Bookseller One Grand Books has asked celebrities to name the ten titles they’d take to a desert island, and they’ve shared the results with Vulture. Below is art curator and artistic director of London’s Serpentine Galleries Hans-Ulrich Obrist’s list.
At the age of 18, I made a pilgrimage to Vienna to meet the artist Maria Lassnig. I was fascinated by her amazing “body awareness” paintings. It was during this first meeting that she told me about the great Friederike Mayröcker, one of her favorite poets. Ever since, I have read every book Mayröcker has written, and my favorite is her recent Trilogy, and particularly the book Fleurs with all its amazing neologisms. To her, poems are like watercolors, while prose is like a stone sculpture. She now creates collages of the two, which she terms ‘proems.’
The latest book by the great poet and artist Etel Adnan is a fragmentary exploration of reality. “Mountains are languages and languages are mountains.” These are aphorisms for the future. During my most recent visit, she added to my Instagram archive of handwritten notes the words, “Your identity is your prison.”
Mabanckou is one of the greatest storytellers, famous for his book Black Moses. Les Cigognes Sont Immortelles, which combines the personal and political, shows the impact that history, violence, and civil war has on a family, against the backdrop of colonization and decolonization. I was particularly struck by this recent quote of his: “The civilization of tomorrow is the sum of marginalities.”
Stiegler recently collaborated with me on the Serpentine Gallery’s daylong Work Marathon public event, gathering experts from around the world to consider economics for an age of planetary-scale environmental crisis.

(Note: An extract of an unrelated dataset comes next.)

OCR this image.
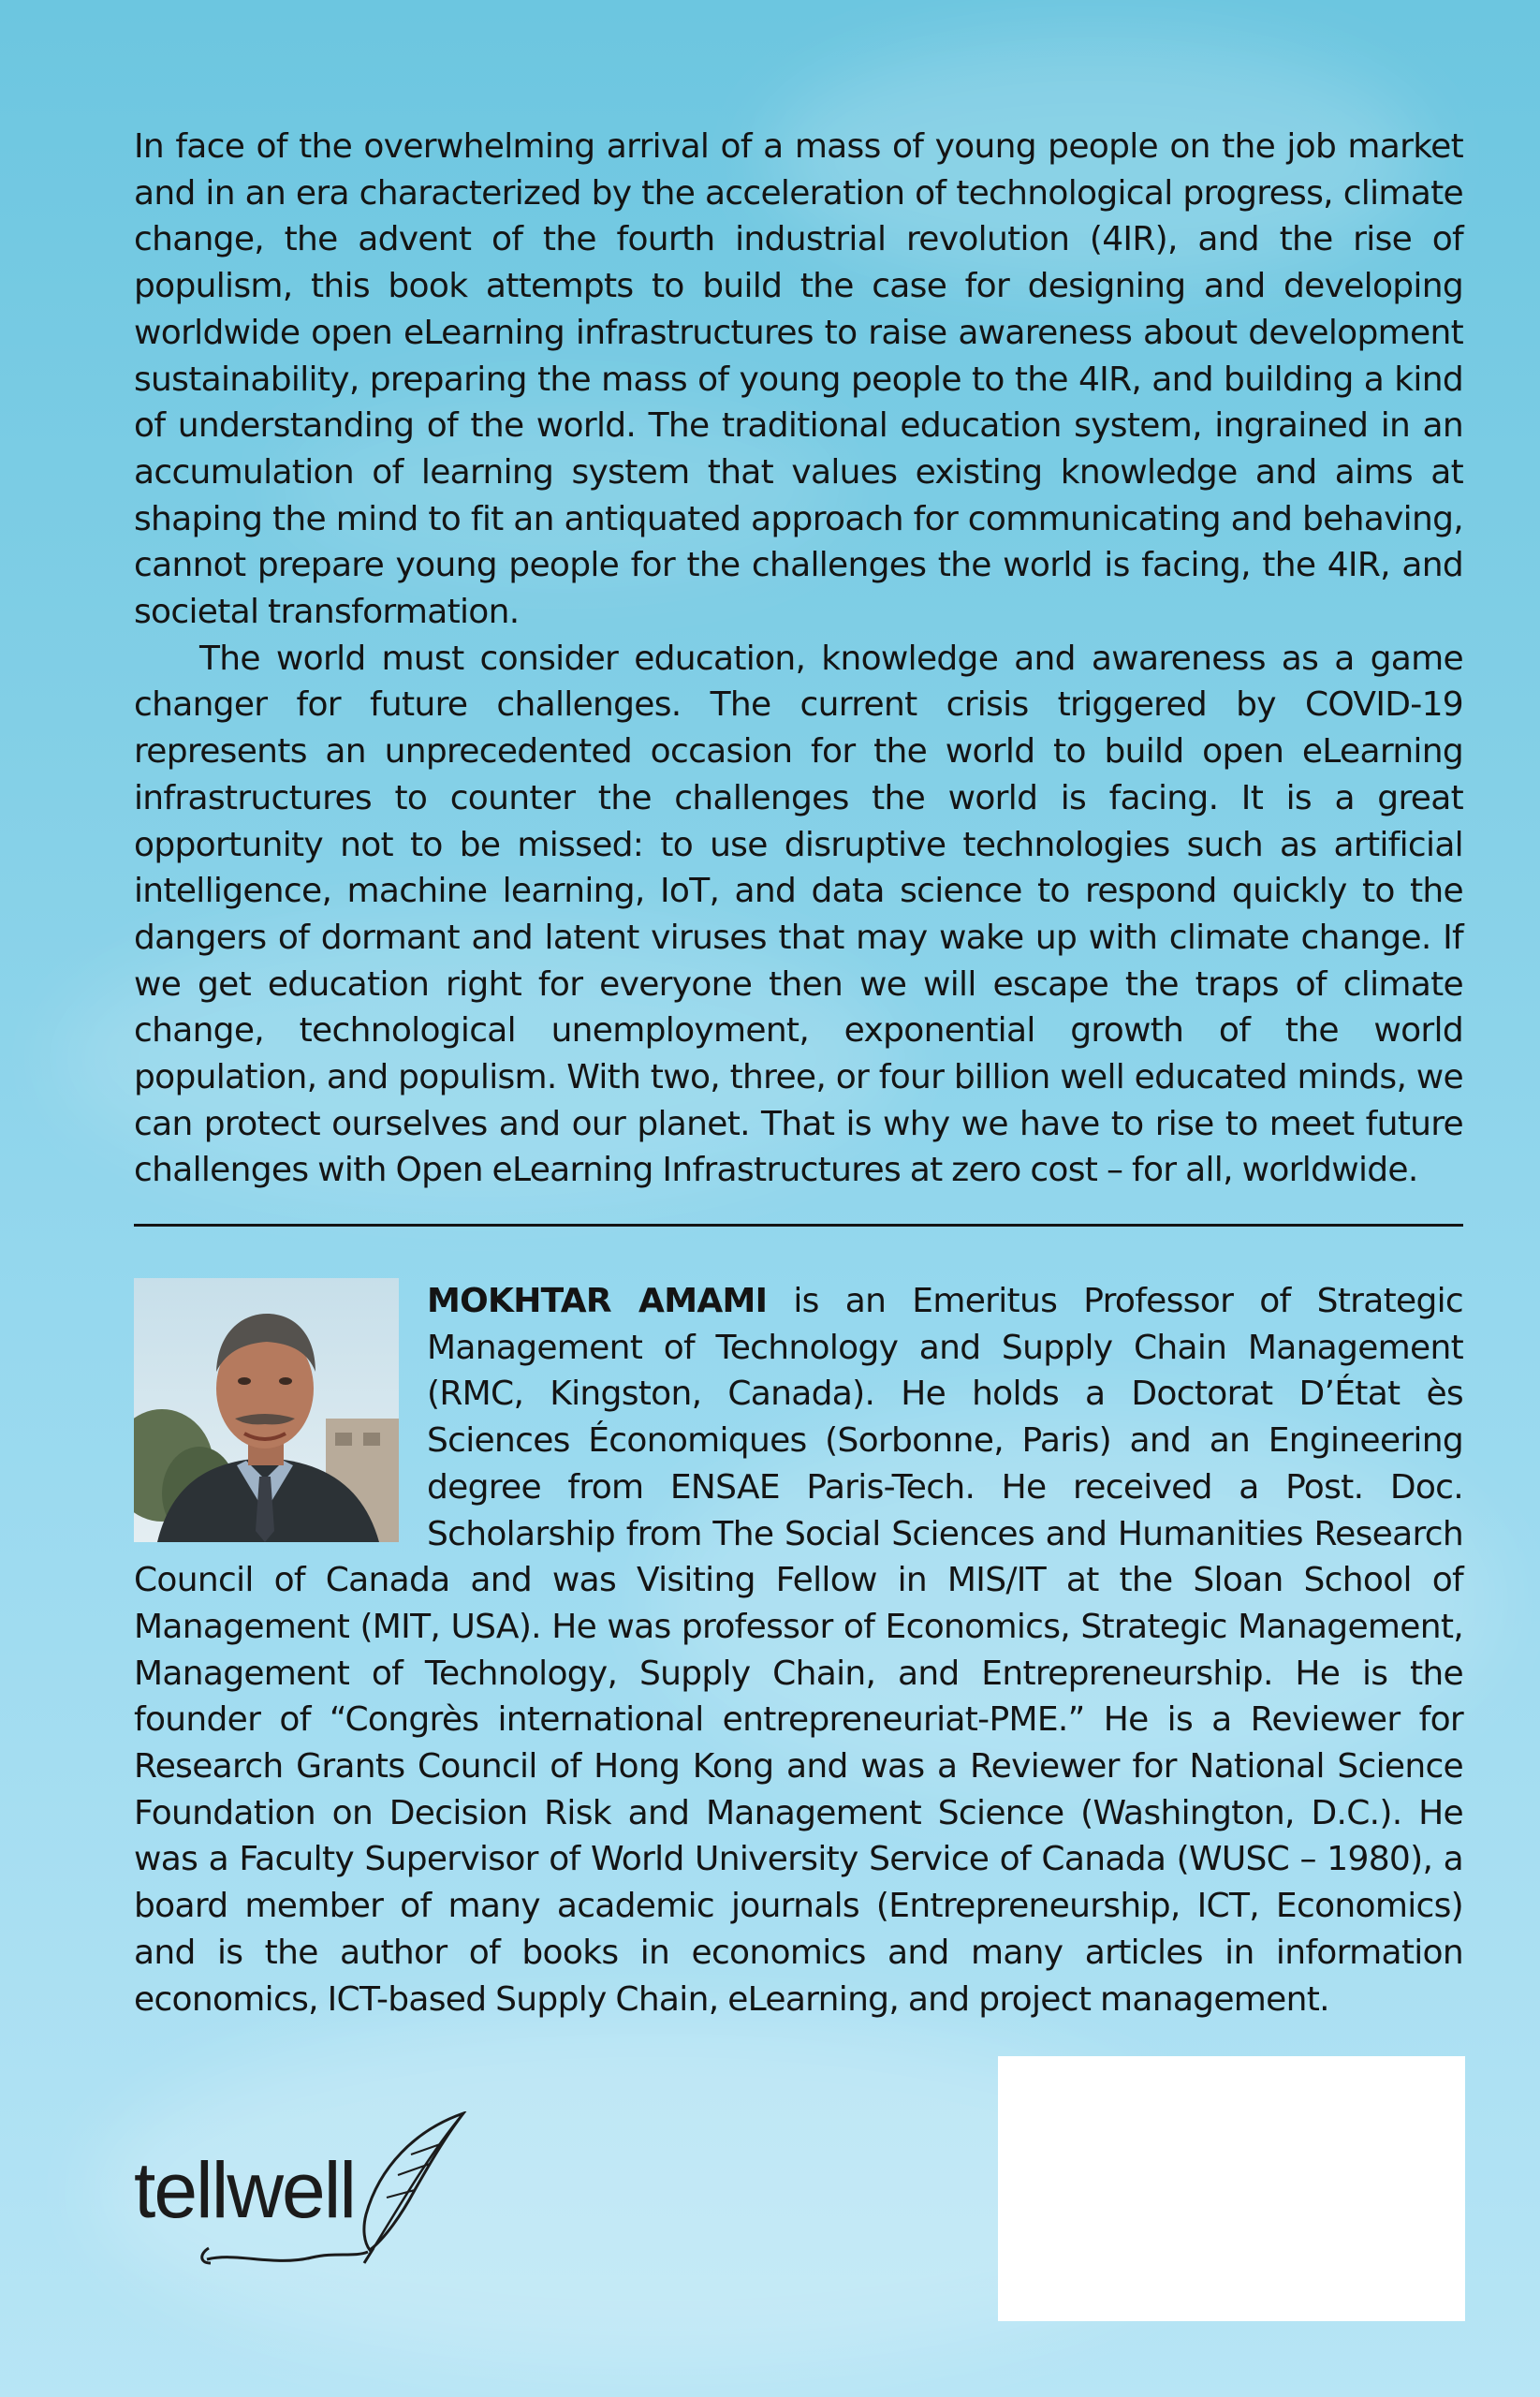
In face of the overwhelming arrival of a mass of young people on the job market and in an era characterized by the acceleration of technological progress, climate change, the advent of the fourth industrial revolution (4IR), and the rise of populism, this book attempts to build the case for designing and developing worldwide open eLearning infrastructures to raise awareness about development sustainability, preparing the mass of young people to the 4IR, and building a kind of understanding of the world. The traditional education system, ingrained in an accumulation of learning system that values existing knowledge and aims at shaping the mind to fit an antiquated approach for communicating and behaving, cannot prepare young people for the challenges the world is facing, the 4IR, and societal transformation.

The world must consider education, knowledge and awareness as a game changer for future challenges. The current crisis triggered by COVID-19 represents an unprecedented occasion for the world to build open eLearning infrastructures to counter the challenges the world is facing. It is a great opportunity not to be missed: to use disruptive technologies such as artificial intelligence, machine learning, IoT, and data science to respond quickly to the dangers of dormant and latent viruses that may wake up with climate change. If we get education right for everyone then we will escape the traps of climate change, technological unemployment, exponential growth of the world population, and populism. With two, three, or four billion well educated minds, we can protect ourselves and our planet. That is why we have to rise to meet future challenges with Open eLearning Infrastructures at zero cost – for all, worldwide.

MOKHTAR AMAMI is an Emeritus Professor of Strategic Management of Technology and Supply Chain Management (RMC, Kingston, Canada). He holds a Doctorat D’État ès Sciences Économiques (Sorbonne, Paris) and an Engineering degree from ENSAE Paris-Tech. He received a Post. Doc. Scholarship from The Social Sciences and Humanities Research Council of Canada and was Visiting Fellow in MIS/IT at the Sloan School of Management (MIT, USA). He was professor of Economics, Strategic Management, Management of Technology, Supply Chain, and Entrepreneurship. He is the founder of “Congrès international entrepreneuriat-PME.” He is a Reviewer for Research Grants Council of Hong Kong and was a Reviewer for National Science Foundation on Decision Risk and Management Science (Washington, D.C.). He was a Faculty Supervisor of World University Service of Canada (WUSC – 1980), a board member of many academic journals (Entrepreneurship, ICT, Economics) and is the author of books in economics and many articles in information economics, ICT-based Supply Chain, eLearning, and project management.

tellwell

With The Neganthropocene, Stiegler looks to reverse the phenomenon of entropy that faces us, giving us new agency.
James Bridle’s Cloud Index was one of the first Serpentine Digital Commissions shown in 2016 where he explored the relationship between the climate, data, and what he called “computational thinking.” In his groundbreaking 2018 book New Dark Age: Technology and the End of the Future, Bridle suggests that the age of Big Data will not bring a better understanding of the world but a reduced perspective dominated by the limits of technology. It is a shuddering, urgent, brilliant warning about our current direction of travel.
I have read every word that Robert Walser has written. After a nervous breakdown in 1929, Walser spent the remaining 27 years of his life in mental asylums, going from outer exile to inner exile. Walking replaced writing for Walser, and from 1936 onward his friend Carl Seelig recorded their conversations while they walked in Switzerland. It’s an extraordinary book that prompted me to found my first museum in 1992: a migratory Robert Walser museum on the theme of the periphery.

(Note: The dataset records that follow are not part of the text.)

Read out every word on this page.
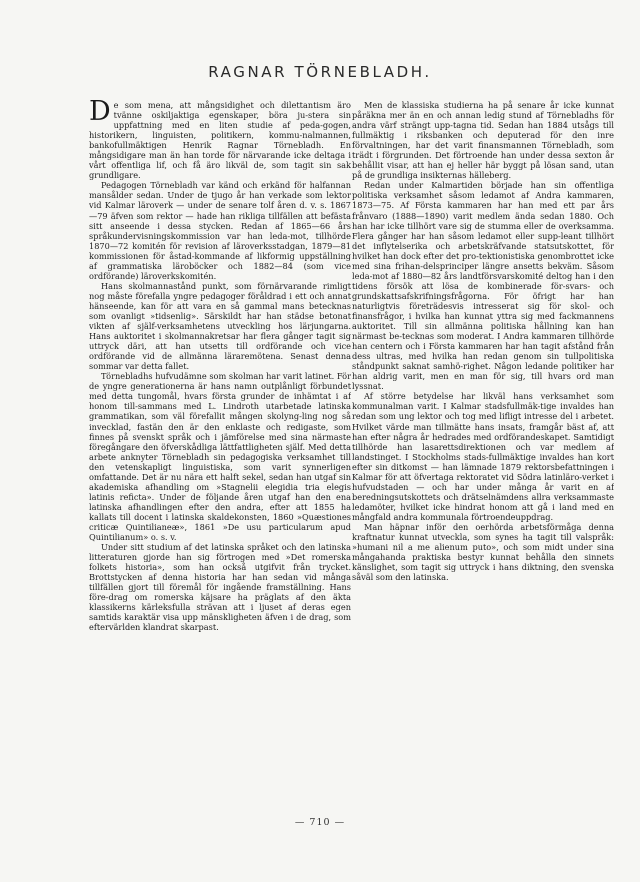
RAGNAR TÖRNEBLADH.

De som mena, att mångsidighet och dilettantism äro tvänne oskiljaktiga egenskaper, böra ju-stera sin uppfattning med en liten studie af peda-gogen, historikern, linguisten, politikern, kommu-nalmannen, bankofullmäktigen Henrik Ragnar Törnebladh. En mångsidigare man än han torde för närvarande icke deltaga i vårt offentliga lif, och få äro likväl de, som tagit sin sak grundligare.

Pedagogen Törnebladh var känd och erkänd för halfannan mansålder sedan. Under de tjugo år han verkade som lektor vid Kalmar läroverk — under de senare tolf åren d. v. s. 1867—79 äfven som rektor — hade han rikliga tillfällen att befästa sitt anseende i dessa stycken. Redan af 1865—66 års språkundervisningskommission var han leda-mot, tillhörde 1870—72 komitén för revision af läroverksstadgan, 1879—81 kommissionen för åstad-kommande af likformig uppställning af grammatiska läroböcker och 1882—84 (som vice ordförande) läroverkskomitén.

Hans skolmannastånd punkt, som förnärvarande rimligt nog måste förefalla yngre pedagoger föråldrad i ett och annat hänseende, kan för att vara en så gammal mans betecknas som ovanligt »tidsenlig». Särskildt har han städse betonat vikten af själf-verksamhetens utveckling hos lärjungarna. Hans auktoritet i skolmannakretsar har flera gånger tagit sig uttryck däri, att han utsetts till ordförande och vice ordförande vid de allmänna läraremötena. Senast denna sommar var detta fallet.

Törnebladhs hufvudämne som skolman har varit latinet. För de yngre generationerna är hans namn outplånligt förbundet med detta tungomål, hvars första grunder de inhämtat i af honom till-sammans med L. Lindroth utarbetade latinska grammatikan, som väl förefallit mången skolyng-ling nog så invecklad, fastän den är den enklaste och redigaste, som finnes på svenskt språk och i jämförelse med sina närmaste föregångare den öfverskådliga lättfattligheten själf. Med detta arbete anknyter Törnebladh sin pedagogiska verksamhet till den vetenskapligt linguistiska, som varit synnerligen omfattande. Det är nu nära ett halft sekel, sedan han utgaf sin akademiska afhandling om »Stagnelii elegidia tria elegis latinis reficta». Under de följande åren utgaf han den ena latinska afhandlingen efter den andra, efter att 1855 ha kallats till docent i latinska skaldekonsten, 1860 »Quæstiones criticæ Quintilianeæ», 1861 »De usu particularum apud Quintilianum» o. s. v.

Under sitt studium af det latinska språket och den latinska litteraturen gjorde han sig förtrogen med »Det romerska folkets historia», som han också utgifvit från trycket. Brottstycken af denna historia har han sedan vid många tillfällen gjort till föremål för ingående framställning. Hans före-drag om romerska käjsare ha präglats af den äkta klassikerns kärleksfulla strävan att i ljuset af deras egen samtids karaktär visa upp mänskligheten äfven i de drag, som eftervärlden klandrat skarpast.

Men de klassiska studierna ha på senare år icke kunnat påräkna mer än en och annan ledig stund af Törnebladhs för andra värf strängt upp-tagna tid. Sedan han 1884 utsågs till fullmäktig i riksbanken och deputerad för den inre förvaltningen, har det varit finansmannen Törnebladh, som trädt i förgrunden. Det förtroende han under dessa sexton år behållit visar, att han ej heller här byggt på lösan sand, utan på de grundliga insikternas hälleberg.

Redan under Kalmartiden började han sin offentliga politiska verksamhet såsom ledamot af Andra kammaren, 1873—75. Af Första kammaren har han med ett par års frånvaro (1888—1890) varit medlem ända sedan 1880. Och han har icke tillhört vare sig de stumma eller de overksamma. Flera gånger har han såsom ledamot eller supp-leant tillhört det inflytelserika och arbetskräfvande statsutskottet, för hvilket han dock efter det pro-tektionistiska genombrottet icke med sina frihan-delsprinciper längre ansetts bekväm. Såsom leda-mot af 1880—82 års landtförsvarskomité deltog han i den tidens försök att lösa de kombinerade för-svars- och grundskattsafskrifningsfrågorna. För öfrigt har han naturligtvis företrädesvis intresserat sig för skol- och finansfrågor, i hvilka han kunnat yttra sig med fackmannens auktoritet. Till sin allmänna politiska hållning kan han närmast be-tecknas som moderat. I Andra kammaren tillhörde han centern och i Första kammaren har han tagit afstånd från dess ultras, med hvilka han redan genom sin tullpolitiska ståndpunkt saknat samhö-righet. Någon ledande politiker har han aldrig varit, men en man för sig, till hvars ord man lyssnat.

Af större betydelse har likväl hans verksamhet som kommunalman varit. I Kalmar stadsfullmäk-tige invaldes han redan som ung lektor och tog med lifligt intresse del i arbetet. Hvilket värde man tillmätte hans insats, framgår bäst af, att han efter några år hedrades med ordförandeskapet. Samtidigt tillhörde han lasarettsdirektionen och var medlem af landstinget. I Stockholms stads-fullmäktige invaldes han kort efter sin ditkomst — han lämnade 1879 rektorsbefattningen i Kalmar för att öfvertaga rektoratet vid Södra latinläro-verket i hufvudstaden — och har under många år varit en af beredningsutskottets och drätselnämdens allra verksammaste ledamöter, hvilket icke hindrat honom att gå i land med en mångfald andra kommunala förtroendeuppdrag.

Man häpnar inför den oerhörda arbetsförmåga denna kraftnatur kunnat utveckla, som synes ha tagit till valspråk: »humani nil a me alienum puto», och som midt under sina mångahanda praktiska bestyr kunnat behålla den sinnets känslighet, som tagit sig uttryck i hans diktning, den svenska såväl som den latinska.

— 710 —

This legendary writer from Guadeloupe who now lives near Arles is famous for books such as Crossing the Mangrove and Segu. This book is about her formative years at a time when African colonies became independent in the 1950s and ’60s. Personal and political, it includes her time in Ghana when Kwame Nkrumah was president, and her encounters with Malcolm X, Che Guevara, and Maya Angelou. It is also the story of a young mother raising four children and of finding the freedom to be a writer.

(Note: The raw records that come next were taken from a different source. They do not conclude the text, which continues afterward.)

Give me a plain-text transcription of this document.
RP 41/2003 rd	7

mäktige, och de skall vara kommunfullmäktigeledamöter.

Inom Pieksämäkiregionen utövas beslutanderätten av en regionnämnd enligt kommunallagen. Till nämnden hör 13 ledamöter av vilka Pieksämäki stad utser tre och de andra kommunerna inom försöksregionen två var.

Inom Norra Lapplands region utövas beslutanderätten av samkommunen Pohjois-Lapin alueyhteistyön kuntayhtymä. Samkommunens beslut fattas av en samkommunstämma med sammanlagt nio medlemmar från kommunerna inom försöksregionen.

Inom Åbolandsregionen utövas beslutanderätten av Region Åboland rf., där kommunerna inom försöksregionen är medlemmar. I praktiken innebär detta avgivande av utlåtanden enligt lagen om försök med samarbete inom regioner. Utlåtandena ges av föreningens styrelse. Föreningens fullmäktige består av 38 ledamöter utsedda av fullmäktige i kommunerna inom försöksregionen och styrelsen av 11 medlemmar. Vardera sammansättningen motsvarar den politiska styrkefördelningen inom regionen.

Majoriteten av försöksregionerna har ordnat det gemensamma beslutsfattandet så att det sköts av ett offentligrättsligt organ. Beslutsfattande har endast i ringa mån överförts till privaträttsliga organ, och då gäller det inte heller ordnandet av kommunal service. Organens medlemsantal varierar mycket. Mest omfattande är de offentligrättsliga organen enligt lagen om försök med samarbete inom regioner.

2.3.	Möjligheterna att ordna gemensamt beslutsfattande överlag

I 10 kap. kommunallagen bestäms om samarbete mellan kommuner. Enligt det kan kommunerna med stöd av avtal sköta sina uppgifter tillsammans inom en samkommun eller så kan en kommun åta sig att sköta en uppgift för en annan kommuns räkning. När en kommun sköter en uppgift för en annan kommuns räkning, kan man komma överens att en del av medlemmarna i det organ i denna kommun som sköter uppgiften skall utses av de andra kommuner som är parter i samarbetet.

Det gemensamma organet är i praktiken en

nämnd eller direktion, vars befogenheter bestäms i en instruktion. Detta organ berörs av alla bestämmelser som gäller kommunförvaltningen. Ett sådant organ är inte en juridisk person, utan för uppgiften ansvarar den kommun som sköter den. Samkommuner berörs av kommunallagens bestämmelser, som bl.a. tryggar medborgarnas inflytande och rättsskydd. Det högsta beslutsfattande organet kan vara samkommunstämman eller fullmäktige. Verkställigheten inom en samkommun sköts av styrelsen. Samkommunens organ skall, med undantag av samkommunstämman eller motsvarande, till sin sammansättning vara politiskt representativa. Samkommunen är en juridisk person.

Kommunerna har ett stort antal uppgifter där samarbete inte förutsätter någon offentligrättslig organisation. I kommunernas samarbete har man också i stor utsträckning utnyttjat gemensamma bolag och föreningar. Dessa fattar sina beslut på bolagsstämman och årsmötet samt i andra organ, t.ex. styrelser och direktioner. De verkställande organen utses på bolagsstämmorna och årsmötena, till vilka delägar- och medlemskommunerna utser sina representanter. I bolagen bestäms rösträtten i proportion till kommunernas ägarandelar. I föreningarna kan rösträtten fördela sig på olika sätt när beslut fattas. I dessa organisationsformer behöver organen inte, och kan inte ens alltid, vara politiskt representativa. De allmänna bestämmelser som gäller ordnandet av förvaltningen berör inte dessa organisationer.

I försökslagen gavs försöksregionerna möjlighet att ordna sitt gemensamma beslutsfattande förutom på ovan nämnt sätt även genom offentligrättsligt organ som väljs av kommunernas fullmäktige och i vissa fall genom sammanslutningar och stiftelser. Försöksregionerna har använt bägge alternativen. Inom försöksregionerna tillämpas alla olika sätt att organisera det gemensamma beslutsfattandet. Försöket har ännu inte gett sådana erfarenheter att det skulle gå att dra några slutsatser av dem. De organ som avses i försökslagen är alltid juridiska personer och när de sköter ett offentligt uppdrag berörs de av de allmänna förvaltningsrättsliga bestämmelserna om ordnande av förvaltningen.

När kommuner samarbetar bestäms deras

Cabrera was a Cuban writer and activist who died in 1991. Her masterpiece, El Monte, is yet to be translated into English. It is a pioneering anthropological study of the African-Cuban traditions. She was the ultimate pilgrim, a witness and historian resistant to official histories, someone who was, as the great historian Eric Hobsbawm wrote, in relentless “protest against forgetting.”
Glissant is a writer I read every day for 15 minutes. His poetry, novels, and philosophy have such urgency today. Here, he focuses on the Caribbean archipelago, an island group with no center, just a string of different islands and cultures that shapes his concept of “archipelagic thought,” elevating diversity as an antithesis to continental space, which makes a claim to absoluteness and tries to force its world view on other countries.
This book was given to me by friend and colleague Ben Vickers, and although it was considered by Jung to be his most important work, very few people had seen it before it was reproduced as a facsimile edition in 2009. During the First World War, Carl Jung embarked on an extended self-exploration, which he referred to as his “confrontation with the unconscious,” culminating in this extraordinary illuminated volume created between 1914 and 1930. Best described as an early example of biohacking the mind, he developed profound journeying techniques that took him to the essence of his inner cognitive processes, which he called active imagination. The Red Book charts these visionary moments in Jung’s life with great illumination in a mode akin to the medieval manuscripts of the saints and William Blake’s The Marriage of Heaven and Hell. Its true significance has yet to be understood in the 21st century.